Im 200. Heft fragt Das Argument: „Brauchen wir einen neuen Antifaschismus?“ Vielleicht ist schon die Frage falsch gestellt – nach dem Satz, daß der Faschismus so falsch war, daß nicht einmal sein Gegenteil richtig ist. Aber immerhin wird hier gefragt, und die Autoren haben sich zu Antworten provozieren lassen, an denen manches brauchbar ist.

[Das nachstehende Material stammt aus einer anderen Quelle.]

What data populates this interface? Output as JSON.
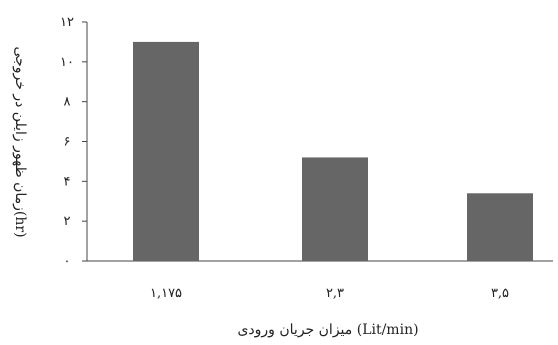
{
  "chart_data": {
    "type": "bar",
    "categories": [
      "۱,۱۷۵",
      "۲,۳",
      "۳,۵"
    ],
    "values": [
      11,
      5.2,
      3.4
    ],
    "ylim": [
      0,
      12
    ],
    "yticks": [
      0,
      2,
      4,
      6,
      8,
      10,
      12
    ],
    "ytick_labels": [
      "۰",
      "۲",
      "۴",
      "۶",
      "۸",
      "۱۰",
      "۱۲"
    ],
    "xlabel": "میزان جریان ورودی (Lit/min)",
    "ylabel": "زمان ظهور زایلن در خروجی(hr)",
    "bar_color": "#666666",
    "axis_color": "#444444",
    "grid": false,
    "legend": "none"
  }
}
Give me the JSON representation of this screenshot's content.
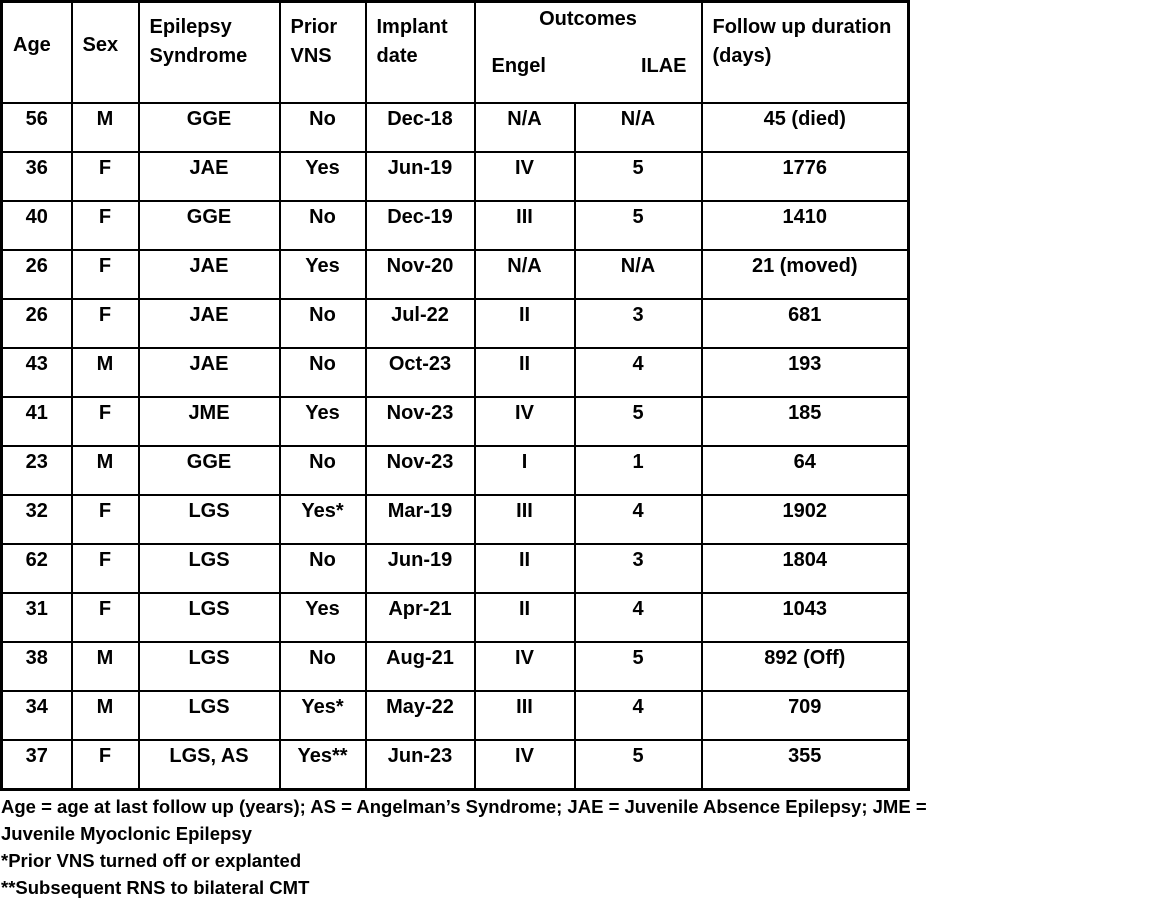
{
  "table": {
    "headers": {
      "age": "Age",
      "sex": "Sex",
      "syndrome": "Epilepsy Syndrome",
      "vns": "Prior VNS",
      "implant": "Implant date",
      "outcomes": "Outcomes",
      "engel": "Engel",
      "ilae": "ILAE",
      "followup": "Follow up duration (days)"
    },
    "rows": [
      [
        "56",
        "M",
        "GGE",
        "No",
        "Dec-18",
        "N/A",
        "N/A",
        "45 (died)"
      ],
      [
        "36",
        "F",
        "JAE",
        "Yes",
        "Jun-19",
        "IV",
        "5",
        "1776"
      ],
      [
        "40",
        "F",
        "GGE",
        "No",
        "Dec-19",
        "III",
        "5",
        "1410"
      ],
      [
        "26",
        "F",
        "JAE",
        "Yes",
        "Nov-20",
        "N/A",
        "N/A",
        "21 (moved)"
      ],
      [
        "26",
        "F",
        "JAE",
        "No",
        "Jul-22",
        "II",
        "3",
        "681"
      ],
      [
        "43",
        "M",
        "JAE",
        "No",
        "Oct-23",
        "II",
        "4",
        "193"
      ],
      [
        "41",
        "F",
        "JME",
        "Yes",
        "Nov-23",
        "IV",
        "5",
        "185"
      ],
      [
        "23",
        "M",
        "GGE",
        "No",
        "Nov-23",
        "I",
        "1",
        "64"
      ],
      [
        "32",
        "F",
        "LGS",
        "Yes*",
        "Mar-19",
        "III",
        "4",
        "1902"
      ],
      [
        "62",
        "F",
        "LGS",
        "No",
        "Jun-19",
        "II",
        "3",
        "1804"
      ],
      [
        "31",
        "F",
        "LGS",
        "Yes",
        "Apr-21",
        "II",
        "4",
        "1043"
      ],
      [
        "38",
        "M",
        "LGS",
        "No",
        "Aug-21",
        "IV",
        "5",
        "892 (Off)"
      ],
      [
        "34",
        "M",
        "LGS",
        "Yes*",
        "May-22",
        "III",
        "4",
        "709"
      ],
      [
        "37",
        "F",
        "LGS, AS",
        "Yes**",
        "Jun-23",
        "IV",
        "5",
        "355"
      ]
    ]
  },
  "notes": [
    "Age = age at last follow up (years); AS = Angelman’s Syndrome; JAE = Juvenile Absence Epilepsy; JME = Juvenile Myoclonic Epilepsy",
    "*Prior VNS turned off or explanted",
    "**Subsequent RNS to bilateral CMT"
  ]
}
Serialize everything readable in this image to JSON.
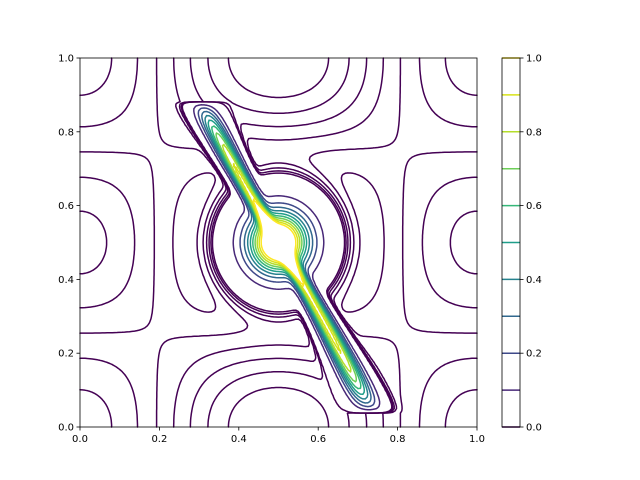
{
  "chart_data": {
    "type": "contour",
    "title": "",
    "xlabel": "",
    "ylabel": "",
    "xlim": [
      0,
      1
    ],
    "ylim": [
      0,
      1
    ],
    "x_ticks": [
      "0.0",
      "0.2",
      "0.4",
      "0.6",
      "0.8",
      "1.0"
    ],
    "y_ticks": [
      "0.0",
      "0.2",
      "0.4",
      "0.6",
      "0.8",
      "1.0"
    ],
    "grid": false,
    "colormap": "viridis",
    "levels": [
      0.0,
      0.1,
      0.2,
      0.3,
      0.4,
      0.5,
      0.6,
      0.7,
      0.8,
      0.9,
      1.0
    ],
    "level_colors": [
      "#440154",
      "#482878",
      "#3e4989",
      "#31688e",
      "#26828e",
      "#1f9e89",
      "#35b779",
      "#6ece58",
      "#b5de2b",
      "#d8e219",
      "#fde725"
    ],
    "colorbar": {
      "position": "right",
      "ticks": [
        "0.0",
        "0.2",
        "0.4",
        "0.6",
        "0.8",
        "1.0"
      ]
    },
    "features": [
      "high-valued narrow ridge running diagonally from about (0.3, 0.85) to (0.75, 0.05)",
      "empty square region around (0.5, 0.5) where field exceeds 1.0",
      "closed elliptical low-level loops centered near (0.5, 0.85), (0.9, 0.5) and (0.05, 0.5)",
      "nested arch-shaped contours below the center around (0.5, 0.25)"
    ]
  }
}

Wolfgang Fritz Haug, der die Zeitschrift vor 34 Jahren mitbegründet hat, traut heute auch dem höchst verhaltenen Optimismus nicht mehr, der noch vor wenigen Jahren seine eigene Schrift über den Weg vom „hilflosen Antifaschismus zur Gnade der späten Geburt“ (1987) kennzeichnete. Die von den Siegermächten etablierte Nachkriegsordnung, in die – vor allem durch die deutsche Teilung – „ein Stück Vergangenheitsverhältnis eingeschrieben“ war, ist zusammengebrochen; werden die Lehren aus der nazistischen Erfahrung nun genauso zerfallen wie jene Weltordnung, die sie einst begründeten? Droht eine neue Barbarei aus historischer Amnesie? Zum Glück vermeiden die Autoren des Hefts die panikartigen Ausfälle in die Geschichtsphilosophie, die üblicherweise auf solche Fragen folgen.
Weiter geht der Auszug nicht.